CSET Project #: 1703
Project Funding: CSET and UHM
Start Date: September 2017
End Date: December 2019
The PIs has emphasized their research on crash severity formulation, analysis, and mitigation in the transportation program at the University of Hawaii. Zhang has conducted several relevance projects: 1) Alcohol Influenced Driver Injury Severity Mitigation in Intersection-Related Crashes in New Mexico; 2) Exploratory Multinomial Logit Regression Model-based Teenage and Adult Driver Injury Severity Analyses in Rear-End Crashes; and 3) Mixed Logit Model-based Driver Injury Severity Investigations in Single- Vehicle and Multi-Vehicle Crashes on Two-lane Rural Highways. The first project provides valuable insights in driver behavior analysis under the influence of alcohol in intersection-related crashes. Findings of the second project can be beneficial to better understand the difference between teenage and adult drivers, and their specific attributes in rear-end crashes. The third project enhances our understanding of single-vehicle and multi-vehicle involved crashes and advances crash severity research methodology. All these projects would provide solid contributions to the proposed project. The modeling approaches used in those three projects can be helpful to this study. Our experiences and findings from these three projects will make the proposed project start at a higher level. Guided by the USDOT’s priorities to promote the safe, efficient and environmentally sound movement of goods and people, this project will develop crash record database and research findings are helpful for transportation agencies to develop cost-effective solutions to reduce crash severities and improve traffic safety performance in RITI communities.

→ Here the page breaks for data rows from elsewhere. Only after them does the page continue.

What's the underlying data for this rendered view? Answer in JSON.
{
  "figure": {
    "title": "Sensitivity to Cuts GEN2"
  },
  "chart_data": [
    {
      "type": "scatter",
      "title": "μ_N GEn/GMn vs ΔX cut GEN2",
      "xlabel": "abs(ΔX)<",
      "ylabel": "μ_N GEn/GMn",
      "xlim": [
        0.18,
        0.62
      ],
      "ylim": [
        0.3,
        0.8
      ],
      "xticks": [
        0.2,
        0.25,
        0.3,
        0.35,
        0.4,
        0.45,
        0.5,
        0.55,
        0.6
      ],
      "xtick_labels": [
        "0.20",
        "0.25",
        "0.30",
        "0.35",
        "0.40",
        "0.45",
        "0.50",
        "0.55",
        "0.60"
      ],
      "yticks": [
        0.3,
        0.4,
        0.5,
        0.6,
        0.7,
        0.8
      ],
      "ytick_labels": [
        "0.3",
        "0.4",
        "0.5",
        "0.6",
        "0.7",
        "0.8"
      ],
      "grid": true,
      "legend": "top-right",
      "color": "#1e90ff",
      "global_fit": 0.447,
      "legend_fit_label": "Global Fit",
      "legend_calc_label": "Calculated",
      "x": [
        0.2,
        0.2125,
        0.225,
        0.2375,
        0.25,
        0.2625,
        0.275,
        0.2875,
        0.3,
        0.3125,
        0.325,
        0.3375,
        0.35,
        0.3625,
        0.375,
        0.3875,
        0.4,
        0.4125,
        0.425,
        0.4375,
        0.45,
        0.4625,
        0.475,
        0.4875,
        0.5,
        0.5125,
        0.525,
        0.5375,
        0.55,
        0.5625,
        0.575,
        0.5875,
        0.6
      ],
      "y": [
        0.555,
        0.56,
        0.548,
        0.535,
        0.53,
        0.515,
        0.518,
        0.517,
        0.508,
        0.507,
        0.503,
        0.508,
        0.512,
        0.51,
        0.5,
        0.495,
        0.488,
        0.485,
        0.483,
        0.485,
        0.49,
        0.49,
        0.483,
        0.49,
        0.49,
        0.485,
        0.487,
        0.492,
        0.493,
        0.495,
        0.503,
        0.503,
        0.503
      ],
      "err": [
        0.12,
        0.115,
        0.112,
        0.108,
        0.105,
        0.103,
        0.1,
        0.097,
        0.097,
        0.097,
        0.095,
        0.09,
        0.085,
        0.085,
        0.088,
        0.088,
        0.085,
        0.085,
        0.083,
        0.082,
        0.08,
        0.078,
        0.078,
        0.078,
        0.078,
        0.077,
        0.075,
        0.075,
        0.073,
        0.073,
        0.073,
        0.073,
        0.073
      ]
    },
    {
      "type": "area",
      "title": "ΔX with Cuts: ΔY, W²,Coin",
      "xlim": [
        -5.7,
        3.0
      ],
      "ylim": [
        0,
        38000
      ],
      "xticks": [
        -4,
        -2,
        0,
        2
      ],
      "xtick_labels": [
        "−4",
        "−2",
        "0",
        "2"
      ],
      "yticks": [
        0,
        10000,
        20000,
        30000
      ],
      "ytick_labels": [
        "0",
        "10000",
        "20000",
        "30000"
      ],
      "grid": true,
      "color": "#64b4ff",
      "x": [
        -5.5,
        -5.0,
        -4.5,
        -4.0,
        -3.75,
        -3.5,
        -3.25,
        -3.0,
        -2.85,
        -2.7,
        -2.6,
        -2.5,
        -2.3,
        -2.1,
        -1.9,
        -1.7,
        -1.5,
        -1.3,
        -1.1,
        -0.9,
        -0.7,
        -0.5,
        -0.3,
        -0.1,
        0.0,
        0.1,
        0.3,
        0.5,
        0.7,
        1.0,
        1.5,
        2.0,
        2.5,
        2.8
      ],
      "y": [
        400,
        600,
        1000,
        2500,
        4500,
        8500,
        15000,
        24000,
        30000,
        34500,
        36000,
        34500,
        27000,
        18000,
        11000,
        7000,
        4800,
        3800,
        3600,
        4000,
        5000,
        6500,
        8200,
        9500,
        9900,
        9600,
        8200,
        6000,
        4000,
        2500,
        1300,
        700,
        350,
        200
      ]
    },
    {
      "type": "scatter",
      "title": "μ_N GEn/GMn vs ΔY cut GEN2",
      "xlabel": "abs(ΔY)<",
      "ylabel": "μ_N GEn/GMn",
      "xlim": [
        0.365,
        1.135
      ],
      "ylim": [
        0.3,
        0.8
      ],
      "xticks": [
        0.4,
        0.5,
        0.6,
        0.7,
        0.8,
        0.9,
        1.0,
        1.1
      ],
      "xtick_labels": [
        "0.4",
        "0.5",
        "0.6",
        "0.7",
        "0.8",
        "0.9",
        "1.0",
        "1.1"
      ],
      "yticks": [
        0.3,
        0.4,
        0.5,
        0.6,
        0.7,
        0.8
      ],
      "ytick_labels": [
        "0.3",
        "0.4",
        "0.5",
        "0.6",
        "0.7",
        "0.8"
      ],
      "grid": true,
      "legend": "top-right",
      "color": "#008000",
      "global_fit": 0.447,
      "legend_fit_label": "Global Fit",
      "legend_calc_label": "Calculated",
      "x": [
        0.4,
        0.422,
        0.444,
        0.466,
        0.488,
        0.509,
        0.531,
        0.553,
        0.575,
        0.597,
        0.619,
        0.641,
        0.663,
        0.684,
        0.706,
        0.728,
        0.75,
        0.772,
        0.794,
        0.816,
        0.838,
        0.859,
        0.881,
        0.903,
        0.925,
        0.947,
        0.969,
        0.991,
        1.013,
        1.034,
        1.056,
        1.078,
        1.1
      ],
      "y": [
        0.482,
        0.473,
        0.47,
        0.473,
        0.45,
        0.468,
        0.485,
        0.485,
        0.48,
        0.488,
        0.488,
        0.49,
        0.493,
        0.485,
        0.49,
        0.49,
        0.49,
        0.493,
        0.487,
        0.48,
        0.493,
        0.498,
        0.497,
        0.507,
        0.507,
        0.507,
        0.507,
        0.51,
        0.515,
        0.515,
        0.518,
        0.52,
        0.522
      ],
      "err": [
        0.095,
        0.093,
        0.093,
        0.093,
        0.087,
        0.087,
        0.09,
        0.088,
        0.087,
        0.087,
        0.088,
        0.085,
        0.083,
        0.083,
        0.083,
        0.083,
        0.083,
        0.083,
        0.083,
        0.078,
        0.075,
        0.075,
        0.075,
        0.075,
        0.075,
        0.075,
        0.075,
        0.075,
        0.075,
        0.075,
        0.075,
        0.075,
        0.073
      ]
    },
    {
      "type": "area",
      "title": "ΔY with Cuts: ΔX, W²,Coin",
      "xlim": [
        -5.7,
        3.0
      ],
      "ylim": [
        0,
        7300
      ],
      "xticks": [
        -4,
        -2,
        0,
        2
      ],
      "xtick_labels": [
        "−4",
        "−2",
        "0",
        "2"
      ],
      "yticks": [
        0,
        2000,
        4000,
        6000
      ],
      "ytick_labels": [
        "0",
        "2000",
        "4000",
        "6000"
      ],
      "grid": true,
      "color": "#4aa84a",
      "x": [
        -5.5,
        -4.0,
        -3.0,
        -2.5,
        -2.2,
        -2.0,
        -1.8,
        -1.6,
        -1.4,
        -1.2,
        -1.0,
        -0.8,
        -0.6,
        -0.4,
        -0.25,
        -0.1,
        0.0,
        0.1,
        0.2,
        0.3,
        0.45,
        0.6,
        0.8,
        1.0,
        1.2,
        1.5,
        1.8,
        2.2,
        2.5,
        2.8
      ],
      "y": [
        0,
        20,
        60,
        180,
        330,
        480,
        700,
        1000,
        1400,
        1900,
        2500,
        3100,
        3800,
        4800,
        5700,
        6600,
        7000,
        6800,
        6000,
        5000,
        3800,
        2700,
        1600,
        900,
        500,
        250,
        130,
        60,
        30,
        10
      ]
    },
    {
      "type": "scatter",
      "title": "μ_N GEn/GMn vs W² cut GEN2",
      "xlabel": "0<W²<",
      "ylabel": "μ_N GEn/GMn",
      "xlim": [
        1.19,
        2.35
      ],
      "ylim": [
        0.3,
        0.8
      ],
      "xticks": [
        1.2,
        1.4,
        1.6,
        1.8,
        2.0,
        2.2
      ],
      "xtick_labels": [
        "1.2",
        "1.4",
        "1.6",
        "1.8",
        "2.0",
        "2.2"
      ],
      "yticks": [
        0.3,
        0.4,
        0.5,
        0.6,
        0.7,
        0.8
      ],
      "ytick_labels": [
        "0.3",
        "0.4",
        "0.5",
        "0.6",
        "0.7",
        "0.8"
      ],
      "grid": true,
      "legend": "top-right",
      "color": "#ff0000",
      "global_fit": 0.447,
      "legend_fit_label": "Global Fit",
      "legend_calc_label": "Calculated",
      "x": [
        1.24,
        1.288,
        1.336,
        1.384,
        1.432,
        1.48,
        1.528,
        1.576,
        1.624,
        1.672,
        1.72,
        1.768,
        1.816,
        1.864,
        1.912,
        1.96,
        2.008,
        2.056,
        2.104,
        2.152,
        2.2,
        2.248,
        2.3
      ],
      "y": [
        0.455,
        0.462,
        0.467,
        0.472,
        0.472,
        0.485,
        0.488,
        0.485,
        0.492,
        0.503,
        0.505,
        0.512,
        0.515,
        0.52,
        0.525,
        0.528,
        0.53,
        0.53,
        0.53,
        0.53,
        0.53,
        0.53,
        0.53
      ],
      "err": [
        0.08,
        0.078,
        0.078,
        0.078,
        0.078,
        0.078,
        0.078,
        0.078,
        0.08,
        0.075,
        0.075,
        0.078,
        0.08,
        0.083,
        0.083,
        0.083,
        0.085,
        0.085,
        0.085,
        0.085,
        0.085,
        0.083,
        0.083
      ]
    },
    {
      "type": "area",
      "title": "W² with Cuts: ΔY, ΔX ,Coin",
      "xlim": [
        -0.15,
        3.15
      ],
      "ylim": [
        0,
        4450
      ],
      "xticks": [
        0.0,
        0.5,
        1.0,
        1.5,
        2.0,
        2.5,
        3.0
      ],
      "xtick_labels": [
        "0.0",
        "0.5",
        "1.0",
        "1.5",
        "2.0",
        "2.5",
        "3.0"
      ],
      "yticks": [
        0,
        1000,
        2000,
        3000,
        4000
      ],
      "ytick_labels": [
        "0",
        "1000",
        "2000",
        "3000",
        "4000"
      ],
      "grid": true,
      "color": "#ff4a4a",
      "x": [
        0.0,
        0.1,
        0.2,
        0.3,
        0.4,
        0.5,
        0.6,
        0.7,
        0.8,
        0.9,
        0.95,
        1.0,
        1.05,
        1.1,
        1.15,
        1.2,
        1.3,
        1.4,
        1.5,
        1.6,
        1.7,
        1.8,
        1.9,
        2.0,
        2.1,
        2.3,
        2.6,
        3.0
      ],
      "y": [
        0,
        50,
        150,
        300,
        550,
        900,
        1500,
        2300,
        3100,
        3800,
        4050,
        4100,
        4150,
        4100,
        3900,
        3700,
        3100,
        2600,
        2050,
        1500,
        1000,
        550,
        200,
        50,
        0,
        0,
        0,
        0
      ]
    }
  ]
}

Panos D. Prevedouros, PhD is a Professor of Transportation and Chairman of the Department of Civil Engineering at the University of Hawaii at Manoa where and he developed and manages UH’s Traffic and Transportation Laboratory. He’s a Subcommittee Chair of the Transportation Research Board (TRB), a unit of the National Academies. Prevedouros is a registered Professional Engineer in the European Union, a Court-qualified Traffic and Transportation Engineering expert in Hawaii and Illinois, and an Envision Sustainability Professional (ENV SP). Prevedouros has expertise in urban road network management, traffic safety including incident management, traffic flow simulation, traffic signal optimization, intelligent transportation systems, demand forecasting and alternatives analysis, sustainable infrastructure including transportation, energy, policies and regulation. As of September 2017, Dr. Prevedouros has published 49 Technical Reports, 48 Academic Journal Papers, 45 Conference Refereed Papers, 35 Proceedings Papers, and co-authored the 2nd and 3rd editions of internationally adopted textbook Transportation Engineering and Planning (Prentice Hall, 1993 and 2001.) He has pioneered effective traffic solutions for Honolulu such as traffic underpasses and reversible flow lanes. He’s also developed a realistic plan for Hawaii’s energy future. He blogs on Hawaii’s infrastructure challenges at fixoahu.blogspot.com.
Severe traffic crashes result in considerable incapacitating injuries and fatalities, especially in Rural, Isolated, Tribal, or Indigenous (RITI) communities, which have been disadvantaged from a traffic safety perspective across the United States. For example, although rural roads constitute only 40% of Vehicle Mile Traveled (VMT), more than 50% of fatalities occur on rural roadways and about 20,000 people are killed annually in rural crashes. In Hawaii, the rural crash fatality rate was 195% higher than the urban fatality rate in 2014 and native Hawaiians or other pacific islanders are involved in about 26% of motor vehicle traffic fatalities. It is necessary to build up the comprehensive data infrastructure to enhance the ability to develop informed data-driven plans and crash injury mitigation strategies. This project aims to develop an interactive baseline crash data platform to visualize and analyze rural crash characteristics in RITI communities. This research effort will gather and leverage existing traffic accident databases and develop an online system to dynamically retrieve rural traffic crash data and graphically visualize the data for crash attribute analysis. As part of baseline crash data infrastructure establishment, the proposed data platform will enable effective traffic safety program management at all levels in RITI communities to design and implement appropriate countermeasures to mitigate rural crash severities and risks. The proposed interactive baseline crash data platform can set a solid foundation for the development of effective traffic safety policies and successful public safety campaigns to reduce traffic crash injuries and fatalities in RITI communities.